Gli anni trascorsi lavorando al fianco di Filippo Parodi furono formativi, caratterizzati da una fusione armoniosa di stili e competenze. Distinguere i singoli contributi durante questo periodo è spesso complesso, poiché i loro talenti combinati si manifestarono in numerosi progetti significativi tra Venezia (1678-1687), Genova e Padova (1685-1697). Questo spirito collaborativo non era meramente tecnico, ma rappresentava una visione estetica condivisa. Un elemento cruciale del loro sviluppo derivò dall'esposizione al Barocco romano — probabilmente attraverso i viaggi a Roma con Parodi — dove assorbirono l'intensità drammatica e le tecniche illusionistiche introdotte da maestri come Gian Lorenzo Bernini. Tale influenza è chiaramente visibile nelle decorazioni architettoniche, in particolare nella Santa Marta in Estasi all'interno della chiesa di Santa Marta a Genova, dove le prime doti di Ponsonelli come decoratore si integrano magnificamente con la teatralità barocca. Il lavoro dello studio in questo periodo rivela una fascinazione per le composizioni dinamiche e le narrazioni cariche di emozione.

Uno Stile Maturo: Ritratto e Scultura Religiosa

Dopo la morte di Parodi nel 1702, Giacomo Antonio Ponsonelli affermò la propria individualità come scultore principale di Genova. La sua voce artistica maturò, rivelando una distintiva fusione tra il dinamismo barocco e le sfumature sensibili di pittori locali come Domenico Piola e Gregorio de’ Ferrari. Il ritratto divenne un focus centrale, esemplificato da busti precoci come quelli del Cardinale Stefano Durazzo (1t677) e di Marcantonio Grillo (1683), entrambi conservati a Genova. Queste opere non sono semplici somiglianze; esse scavano nelle profondità psicologiche dei soggetti, catturando il carattere con straordinaria intuizione. Parallelamente al ritratto, Ponsonelli eccelse nella scultura religiosa, creando opere infuse di una fervida emotività e di un movimento aggraziato. L'Angelo del monumento funebre del Vescovo Stefano Spinola (Cattedrale di Savona) riecheggia lo stile di Parodi, mostrando al contempo la crescente maestria di Ponsonelli nella forma. Commissioni successive, come le figure della Fede, della Speranza e della Carità (Cappella di S. Diego, Chiesa dell'Annunziata, Genova), dimostrano una raffinata capacità di coniugare la complessità narrativa con un'esecuzione elegante.

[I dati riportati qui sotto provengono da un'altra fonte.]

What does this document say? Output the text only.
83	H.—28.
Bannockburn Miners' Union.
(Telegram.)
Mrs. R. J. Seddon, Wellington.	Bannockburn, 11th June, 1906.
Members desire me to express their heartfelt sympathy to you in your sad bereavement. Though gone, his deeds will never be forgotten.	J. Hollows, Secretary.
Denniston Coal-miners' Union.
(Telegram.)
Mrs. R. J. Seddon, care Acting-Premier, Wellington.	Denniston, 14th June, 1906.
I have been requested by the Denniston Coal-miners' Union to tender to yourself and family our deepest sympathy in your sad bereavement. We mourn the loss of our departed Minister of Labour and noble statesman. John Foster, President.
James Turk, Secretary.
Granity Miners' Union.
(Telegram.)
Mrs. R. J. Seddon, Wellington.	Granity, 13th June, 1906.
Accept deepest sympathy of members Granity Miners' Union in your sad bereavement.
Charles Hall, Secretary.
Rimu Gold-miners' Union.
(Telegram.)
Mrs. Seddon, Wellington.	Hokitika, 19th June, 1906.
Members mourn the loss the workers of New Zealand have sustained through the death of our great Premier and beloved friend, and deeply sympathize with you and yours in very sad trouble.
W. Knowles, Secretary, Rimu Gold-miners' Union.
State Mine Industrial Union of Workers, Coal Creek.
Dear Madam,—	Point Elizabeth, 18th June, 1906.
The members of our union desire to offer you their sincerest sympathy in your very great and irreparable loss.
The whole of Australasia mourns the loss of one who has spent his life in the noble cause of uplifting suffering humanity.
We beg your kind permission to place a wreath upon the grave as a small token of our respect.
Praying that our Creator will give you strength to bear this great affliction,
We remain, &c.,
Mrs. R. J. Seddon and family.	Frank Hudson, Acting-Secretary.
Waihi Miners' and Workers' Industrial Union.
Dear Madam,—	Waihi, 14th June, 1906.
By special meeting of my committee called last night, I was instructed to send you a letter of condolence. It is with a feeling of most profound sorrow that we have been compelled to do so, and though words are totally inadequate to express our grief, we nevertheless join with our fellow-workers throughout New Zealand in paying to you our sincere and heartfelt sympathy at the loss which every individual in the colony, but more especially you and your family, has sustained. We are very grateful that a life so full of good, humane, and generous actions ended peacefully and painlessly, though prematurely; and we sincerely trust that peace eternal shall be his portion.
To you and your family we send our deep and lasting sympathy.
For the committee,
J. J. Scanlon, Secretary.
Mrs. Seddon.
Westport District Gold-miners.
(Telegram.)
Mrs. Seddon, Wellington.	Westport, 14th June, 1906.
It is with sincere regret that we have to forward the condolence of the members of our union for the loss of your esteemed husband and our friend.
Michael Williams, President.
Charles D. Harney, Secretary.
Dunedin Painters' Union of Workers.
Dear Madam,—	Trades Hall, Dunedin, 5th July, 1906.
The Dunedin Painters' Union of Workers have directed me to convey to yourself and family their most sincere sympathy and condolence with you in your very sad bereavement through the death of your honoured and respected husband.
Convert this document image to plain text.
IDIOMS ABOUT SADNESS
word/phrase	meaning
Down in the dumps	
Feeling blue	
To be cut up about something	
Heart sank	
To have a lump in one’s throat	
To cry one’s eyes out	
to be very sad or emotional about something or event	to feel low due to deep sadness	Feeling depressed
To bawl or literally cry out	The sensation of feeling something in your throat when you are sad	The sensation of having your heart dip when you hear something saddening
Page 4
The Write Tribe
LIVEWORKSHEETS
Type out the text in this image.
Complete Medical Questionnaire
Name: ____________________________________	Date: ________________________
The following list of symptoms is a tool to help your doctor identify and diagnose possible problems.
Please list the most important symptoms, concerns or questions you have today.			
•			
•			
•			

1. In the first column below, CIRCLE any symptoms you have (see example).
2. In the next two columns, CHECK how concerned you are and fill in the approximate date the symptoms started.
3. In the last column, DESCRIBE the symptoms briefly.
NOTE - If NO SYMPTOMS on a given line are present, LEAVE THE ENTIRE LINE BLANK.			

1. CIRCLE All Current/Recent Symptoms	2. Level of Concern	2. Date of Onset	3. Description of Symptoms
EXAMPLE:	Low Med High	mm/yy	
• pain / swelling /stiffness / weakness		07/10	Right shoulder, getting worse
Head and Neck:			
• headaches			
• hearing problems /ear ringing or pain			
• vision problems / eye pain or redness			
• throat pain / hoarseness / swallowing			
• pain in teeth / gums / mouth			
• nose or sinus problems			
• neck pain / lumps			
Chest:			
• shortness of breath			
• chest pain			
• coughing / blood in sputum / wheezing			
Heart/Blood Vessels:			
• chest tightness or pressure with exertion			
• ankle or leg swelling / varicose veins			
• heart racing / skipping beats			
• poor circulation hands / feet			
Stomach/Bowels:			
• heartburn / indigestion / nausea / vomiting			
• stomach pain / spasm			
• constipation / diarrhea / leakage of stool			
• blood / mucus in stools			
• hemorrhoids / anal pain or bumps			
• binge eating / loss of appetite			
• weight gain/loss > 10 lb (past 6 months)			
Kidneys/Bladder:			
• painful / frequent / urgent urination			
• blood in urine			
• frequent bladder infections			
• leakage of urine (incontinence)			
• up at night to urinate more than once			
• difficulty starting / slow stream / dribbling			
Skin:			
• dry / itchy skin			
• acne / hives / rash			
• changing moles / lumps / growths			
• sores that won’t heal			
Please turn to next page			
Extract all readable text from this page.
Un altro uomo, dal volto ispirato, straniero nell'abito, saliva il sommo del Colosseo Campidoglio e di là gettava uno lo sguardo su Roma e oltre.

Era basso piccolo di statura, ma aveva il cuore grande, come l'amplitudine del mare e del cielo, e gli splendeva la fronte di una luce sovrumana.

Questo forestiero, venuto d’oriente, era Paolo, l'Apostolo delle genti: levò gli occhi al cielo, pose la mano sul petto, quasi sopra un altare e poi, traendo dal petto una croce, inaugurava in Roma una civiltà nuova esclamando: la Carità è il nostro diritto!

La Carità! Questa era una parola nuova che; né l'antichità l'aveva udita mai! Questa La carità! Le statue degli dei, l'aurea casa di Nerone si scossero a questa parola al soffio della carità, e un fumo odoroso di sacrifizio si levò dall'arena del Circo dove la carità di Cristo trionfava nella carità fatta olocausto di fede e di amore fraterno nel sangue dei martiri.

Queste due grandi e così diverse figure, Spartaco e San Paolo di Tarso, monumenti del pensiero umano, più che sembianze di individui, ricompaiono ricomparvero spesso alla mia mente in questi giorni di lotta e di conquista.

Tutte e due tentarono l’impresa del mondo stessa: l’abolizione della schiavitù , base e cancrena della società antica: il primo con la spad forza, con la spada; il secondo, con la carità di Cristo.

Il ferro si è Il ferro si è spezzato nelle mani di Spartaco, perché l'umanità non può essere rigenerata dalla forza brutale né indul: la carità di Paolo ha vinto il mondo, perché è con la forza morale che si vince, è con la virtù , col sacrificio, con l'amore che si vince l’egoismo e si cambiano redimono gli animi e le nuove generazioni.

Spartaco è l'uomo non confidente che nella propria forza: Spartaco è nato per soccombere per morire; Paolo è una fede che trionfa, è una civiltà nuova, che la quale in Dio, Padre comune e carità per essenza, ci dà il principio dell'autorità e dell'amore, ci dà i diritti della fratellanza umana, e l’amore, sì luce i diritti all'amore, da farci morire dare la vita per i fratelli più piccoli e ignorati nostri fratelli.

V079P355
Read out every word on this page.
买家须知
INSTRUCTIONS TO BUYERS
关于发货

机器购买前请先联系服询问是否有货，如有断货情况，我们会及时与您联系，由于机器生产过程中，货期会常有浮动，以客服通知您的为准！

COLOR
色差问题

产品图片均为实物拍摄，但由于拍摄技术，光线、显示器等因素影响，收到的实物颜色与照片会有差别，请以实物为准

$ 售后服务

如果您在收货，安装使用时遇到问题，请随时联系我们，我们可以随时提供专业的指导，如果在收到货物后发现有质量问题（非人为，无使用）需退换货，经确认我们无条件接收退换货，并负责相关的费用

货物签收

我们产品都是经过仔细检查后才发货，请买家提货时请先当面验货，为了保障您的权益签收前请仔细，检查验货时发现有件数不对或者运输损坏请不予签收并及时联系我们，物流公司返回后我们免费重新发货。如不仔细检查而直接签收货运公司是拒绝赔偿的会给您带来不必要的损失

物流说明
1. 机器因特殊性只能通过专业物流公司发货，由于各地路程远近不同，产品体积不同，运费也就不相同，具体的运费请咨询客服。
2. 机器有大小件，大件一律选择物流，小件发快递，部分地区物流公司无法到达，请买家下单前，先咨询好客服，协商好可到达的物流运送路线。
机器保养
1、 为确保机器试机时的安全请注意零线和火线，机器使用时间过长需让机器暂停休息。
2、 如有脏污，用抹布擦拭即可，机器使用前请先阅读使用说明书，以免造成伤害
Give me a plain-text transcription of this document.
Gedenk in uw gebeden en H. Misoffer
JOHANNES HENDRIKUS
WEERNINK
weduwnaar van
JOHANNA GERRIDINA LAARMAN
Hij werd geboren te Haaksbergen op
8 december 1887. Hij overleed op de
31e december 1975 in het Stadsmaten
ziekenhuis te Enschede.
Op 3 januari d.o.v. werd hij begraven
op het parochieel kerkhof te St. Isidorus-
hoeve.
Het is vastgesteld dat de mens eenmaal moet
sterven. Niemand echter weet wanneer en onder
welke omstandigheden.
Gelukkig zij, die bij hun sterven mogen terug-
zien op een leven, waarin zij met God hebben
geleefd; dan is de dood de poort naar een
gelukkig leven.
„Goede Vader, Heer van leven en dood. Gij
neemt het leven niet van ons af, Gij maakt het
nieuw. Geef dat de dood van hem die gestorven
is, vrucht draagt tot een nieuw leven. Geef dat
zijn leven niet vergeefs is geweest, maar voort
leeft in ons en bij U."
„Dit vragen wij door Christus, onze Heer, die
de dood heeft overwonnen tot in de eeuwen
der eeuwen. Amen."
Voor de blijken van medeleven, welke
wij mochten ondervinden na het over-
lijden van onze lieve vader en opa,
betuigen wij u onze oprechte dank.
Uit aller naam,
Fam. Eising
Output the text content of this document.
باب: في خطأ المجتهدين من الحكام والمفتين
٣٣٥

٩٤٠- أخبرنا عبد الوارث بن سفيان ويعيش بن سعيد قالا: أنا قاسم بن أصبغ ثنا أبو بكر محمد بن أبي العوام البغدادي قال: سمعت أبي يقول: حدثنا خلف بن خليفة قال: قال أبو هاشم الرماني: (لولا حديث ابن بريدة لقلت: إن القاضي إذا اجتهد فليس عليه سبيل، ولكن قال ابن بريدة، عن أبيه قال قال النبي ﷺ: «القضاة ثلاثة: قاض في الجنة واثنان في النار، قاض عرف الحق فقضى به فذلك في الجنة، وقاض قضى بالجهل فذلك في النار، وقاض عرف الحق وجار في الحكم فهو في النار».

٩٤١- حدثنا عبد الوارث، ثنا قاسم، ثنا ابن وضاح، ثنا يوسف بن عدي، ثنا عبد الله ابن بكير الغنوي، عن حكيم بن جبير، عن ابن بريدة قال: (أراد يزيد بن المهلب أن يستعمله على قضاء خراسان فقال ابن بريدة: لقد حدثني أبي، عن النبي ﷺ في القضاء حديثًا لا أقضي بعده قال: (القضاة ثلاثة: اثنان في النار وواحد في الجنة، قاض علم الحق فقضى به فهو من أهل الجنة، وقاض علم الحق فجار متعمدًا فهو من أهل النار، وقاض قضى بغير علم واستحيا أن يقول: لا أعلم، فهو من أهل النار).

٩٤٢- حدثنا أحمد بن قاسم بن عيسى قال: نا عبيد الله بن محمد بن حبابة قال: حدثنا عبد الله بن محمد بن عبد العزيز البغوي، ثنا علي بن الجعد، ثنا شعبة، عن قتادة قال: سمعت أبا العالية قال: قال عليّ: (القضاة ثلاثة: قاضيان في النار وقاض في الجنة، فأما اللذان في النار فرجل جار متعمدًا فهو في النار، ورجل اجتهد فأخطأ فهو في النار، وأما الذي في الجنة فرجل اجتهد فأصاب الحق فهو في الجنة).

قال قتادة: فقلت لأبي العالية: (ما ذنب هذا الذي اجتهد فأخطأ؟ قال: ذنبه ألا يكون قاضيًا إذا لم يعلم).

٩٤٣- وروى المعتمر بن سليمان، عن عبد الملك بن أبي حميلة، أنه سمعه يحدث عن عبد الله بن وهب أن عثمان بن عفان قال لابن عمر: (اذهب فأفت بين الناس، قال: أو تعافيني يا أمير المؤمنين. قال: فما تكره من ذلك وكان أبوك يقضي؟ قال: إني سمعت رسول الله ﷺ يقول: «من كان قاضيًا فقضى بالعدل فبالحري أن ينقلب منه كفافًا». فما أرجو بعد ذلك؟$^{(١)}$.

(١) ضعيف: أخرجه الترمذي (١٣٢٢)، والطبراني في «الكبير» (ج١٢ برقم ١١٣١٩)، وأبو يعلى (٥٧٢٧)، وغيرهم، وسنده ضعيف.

Respiro Internazionale e Eredità Duratura

La reputazione di Ponsonelli si estese ben oltre i confini italiani. Le sue sculture trovarono fortuna a Lisbona, Cadice e Valencia, testimonianza della domanda per le sue opere in tutta Europa. Una commissione particolarmente degna di nota giunse da John Adam, Principe del Liechtenstein, per il quale creò figure mitologiche destinate al palazzo di Vienna — un Busto di Marte sopravvissuto rimane un esempio convincente della sua abilità. Il suo progetto finale, sebbene rimasto incompiuto alla sua morte, resta una testimonianza della sua ambizione e visione artistica: il drammatico altare maggiore della chiesa di Nostra Signora delle Vigne a Genova. Questa impresa ambiziosa, completata postumamente dal suo allievo Pasquale Bocciardo (ca. 1710 – ca. 1791), presenta un tumultuoso insieme di angeli e nuvole, racchiudendo lo spirito barocco che ha definito la carriera di Ponsonelli. La sua influenza risuonò attraverso i suoi studenti e continuò a plasmare le tradizioni scultoree a Genova e oltre, consolidando il suo posto come figura significativa nel panorama del tardo Barocco italiano.